Assim é, meu amigo! Aprende a gravar, na pedra, os favores que receberes, os benefícios que te fizerem, as palavras de carinho, simpatia e estímulo que ouvires. Aprende, porém, a escrever, na areia, as injúrias, as ingratidões, as perfídias e as ironias que te ferirem pela estrada agreste da vida. Aprende a gravar, assim, na pedra; aprende a escrever, assim, na areia… e serás feliz!
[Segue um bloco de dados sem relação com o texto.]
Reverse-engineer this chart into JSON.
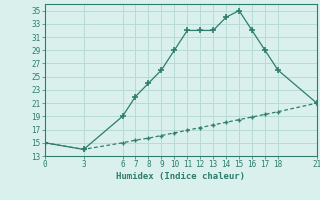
{
  "line1_x": [
    0,
    3,
    6,
    7,
    8,
    9,
    10,
    11,
    12,
    13,
    14,
    15,
    16,
    17,
    18,
    21
  ],
  "line1_y": [
    15,
    14,
    19,
    22,
    24,
    26,
    29,
    32,
    32,
    32,
    34,
    35,
    32,
    29,
    26,
    21
  ],
  "line2_x": [
    0,
    3,
    6,
    7,
    8,
    9,
    10,
    11,
    12,
    13,
    14,
    15,
    16,
    17,
    18,
    21
  ],
  "line2_y": [
    15,
    14,
    15,
    15.4,
    15.7,
    16.1,
    16.5,
    16.9,
    17.3,
    17.7,
    18.1,
    18.5,
    18.9,
    19.3,
    19.7,
    21
  ],
  "line_color": "#2e7d6e",
  "bg_color": "#d9f0ed",
  "grid_color": "#b8dbd6",
  "xlabel": "Humidex (Indice chaleur)",
  "xticks": [
    0,
    3,
    6,
    7,
    8,
    9,
    10,
    11,
    12,
    13,
    14,
    15,
    16,
    17,
    18,
    21
  ],
  "yticks": [
    13,
    15,
    17,
    19,
    21,
    23,
    25,
    27,
    29,
    31,
    33,
    35
  ],
  "xlim": [
    0,
    21
  ],
  "ylim": [
    13,
    36
  ],
  "marker": "+"
}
                                                                                                                                                      ****************

Essa história ficou comigo até hoje. Não apenas pelo seu conteúdo, mas também porque estávamos (meu amigo e eu) muito chateados com a briga daquele dia. O modo como aquele professor nos leu aquele texto, contudo, foi o mais marcante. Um homem que aprendera a não dar importância ao que diziam dele; um homem que sempre levou sua vida com muita dignidade e elegância, apesar da maldade das pessoas que o cercavam.

Só muito mais tarde fui entender muita coisa. Em 1987, 20 anos depois daquele dia em que ele nos apresentou o bonito texto de Malba Tahan, o professor veio a falecer em decorrência da Aids. Não pude deixar de dar um abraço em meu amigo pela triste perda. Fiquei muito triste também.
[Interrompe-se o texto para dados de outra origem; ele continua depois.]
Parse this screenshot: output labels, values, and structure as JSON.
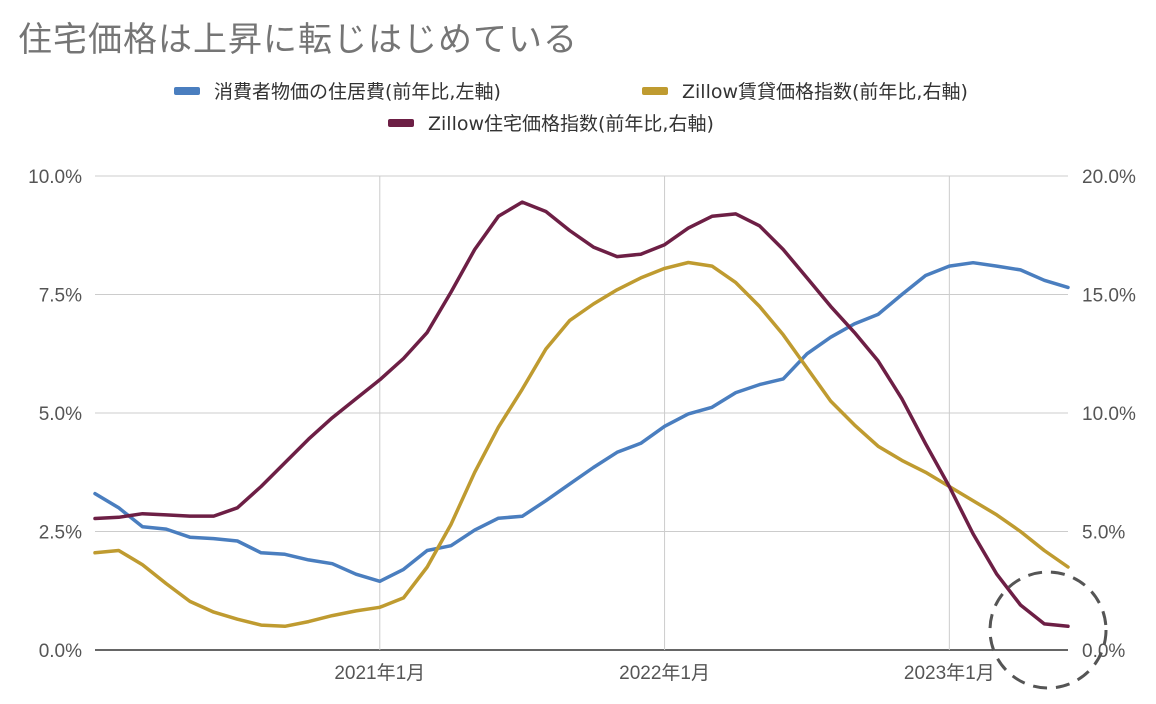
{
  "chart_data": {
    "type": "line",
    "title": "住宅価格は上昇に転じはじめている",
    "x_labels": [
      "2021年1月",
      "2022年1月",
      "2023年1月"
    ],
    "y_left_ticks": [
      "0.0%",
      "2.5%",
      "5.0%",
      "7.5%",
      "10.0%"
    ],
    "y_right_ticks": [
      "0.0%",
      "5.0%",
      "10.0%",
      "15.0%",
      "20.0%"
    ],
    "ylim_left": [
      0,
      10
    ],
    "ylim_right": [
      0,
      20
    ],
    "x_months": [
      "2020-01",
      "2020-02",
      "2020-03",
      "2020-04",
      "2020-05",
      "2020-06",
      "2020-07",
      "2020-08",
      "2020-09",
      "2020-10",
      "2020-11",
      "2020-12",
      "2021-01",
      "2021-02",
      "2021-03",
      "2021-04",
      "2021-05",
      "2021-06",
      "2021-07",
      "2021-08",
      "2021-09",
      "2021-10",
      "2021-11",
      "2021-12",
      "2022-01",
      "2022-02",
      "2022-03",
      "2022-04",
      "2022-05",
      "2022-06",
      "2022-07",
      "2022-08",
      "2022-09",
      "2022-10",
      "2022-11",
      "2022-12",
      "2023-01",
      "2023-02",
      "2023-03",
      "2023-04",
      "2023-05",
      "2023-06"
    ],
    "grid": true,
    "legend_position": "top",
    "annotation": "dashed circle around latest values",
    "series": [
      {
        "name": "消費者物価の住居費(前年比,左軸)",
        "axis": "left",
        "color": "#4a7ebf",
        "values": [
          3.3,
          3.0,
          2.6,
          2.55,
          2.38,
          2.35,
          2.3,
          2.05,
          2.02,
          1.9,
          1.82,
          1.6,
          1.45,
          1.7,
          2.1,
          2.2,
          2.53,
          2.78,
          2.82,
          3.15,
          3.5,
          3.85,
          4.17,
          4.36,
          4.72,
          4.98,
          5.12,
          5.43,
          5.6,
          5.72,
          6.25,
          6.6,
          6.88,
          7.08,
          7.5,
          7.9,
          8.1,
          8.17,
          8.1,
          8.02,
          7.8,
          7.65
        ]
      },
      {
        "name": "Zillow賃貸価格指数(前年比,右軸)",
        "axis": "right",
        "color": "#bf9b30",
        "values": [
          4.1,
          4.2,
          3.6,
          2.8,
          2.05,
          1.6,
          1.3,
          1.05,
          1.0,
          1.2,
          1.45,
          1.65,
          1.8,
          2.2,
          3.5,
          5.3,
          7.5,
          9.4,
          11.0,
          12.7,
          13.9,
          14.6,
          15.2,
          15.7,
          16.1,
          16.35,
          16.2,
          15.5,
          14.5,
          13.3,
          11.9,
          10.5,
          9.5,
          8.6,
          8.0,
          7.5,
          6.9,
          6.3,
          5.7,
          5.0,
          4.2,
          3.5
        ]
      },
      {
        "name": "Zillow住宅価格指数(前年比,右軸)",
        "axis": "right",
        "color": "#6d1f45",
        "values": [
          5.55,
          5.6,
          5.75,
          5.7,
          5.65,
          5.65,
          6.0,
          6.9,
          7.9,
          8.9,
          9.8,
          10.6,
          11.4,
          12.3,
          13.4,
          15.1,
          16.9,
          18.3,
          18.9,
          18.5,
          17.7,
          17.0,
          16.6,
          16.7,
          17.1,
          17.8,
          18.3,
          18.4,
          17.9,
          16.9,
          15.7,
          14.5,
          13.4,
          12.2,
          10.6,
          8.7,
          6.9,
          4.9,
          3.2,
          1.9,
          1.1,
          1.0
        ]
      }
    ]
  }
}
Até hoje, fico imaginando quantas e quantas vezes ele teve de escrever na areia as ofensas que recebeu na vida. Fico pensando em quantas e quantas vezes ele teve de escrever na areia os atos preconceituosos de que foi vítima.

Espero, de coração, que assim tenha sido feliz!

Vítor França Galvão
Vítor França Galvão
Ariano, professor de português e cronista, é fã de Rubem Braga, Cecília Meireles e Graciliano Ramos (na literatura), de Bruce Springsteen (na música) e Bette Davis e William Holden (no cinema). Gay desde sempre, adora chocolate, filmes clássicos e viagens - principalmente para San Francisco, na Califórnia. Ama seus irmãos e amigos e não dispensa boas e animadas reuniões com eles. Escreve como forma de tentar entender melhor as pessoas e a vida.

4 Comments

  1. Hoje li um publicação no Facebook, a pessoa que escreveu é da minha cidade, e o texto começa assim: “numa cidade pequena como a nossa, onde todos se conhecem, quando a gente cruzar com um parente, um amigo, um colega, um conhecido na rua; não custa nada dar: um ” oi, um bom dia, uma boa noite, etc”., isto chama-se ato de cortesia, de consideração, de estar bem com a vida e passar otimismo, alegria para o dia de alguém “, não é lei, é apenas uma questão de cavalheirismo”.

    Professor, para mim a Crônica veio de encontro com o que passamos aqui na cidade que moro. Pessoas que nos conhecem e fingem que não: isso é uma afronta, um desrespeito, falam das nossas vidas por aí, no meu caso, solteiro, 58 anos de idade indo para os 59. Há tempos tentaram me humilhar em um Clube aqui da cidade, lá estavam pessoas “da nata” como falamos aqui. Pois bem, o cidadão falou o que quis, ouviu o que jamais imaginaria.

  2. Ricardo Cano disse:

    Sábias palavras.

  3. Baltasar Pereira disse:

    Bela Crônica em que mostra a Sensibilidade de um Professor ,Tio do Amigo de quem conta a História e uma Bela Homenagem a Malba Tahan.
    Belo Texto deste escritor,Malba Tahan, aqui exposto e quanto de ensinamento apresenta o mesmo.
    Fiquei triste com o final da história com a morte do Tio do Amigo. 👏👏👏

  4. Clarice keri disse:

    Linda história e uma lição forte.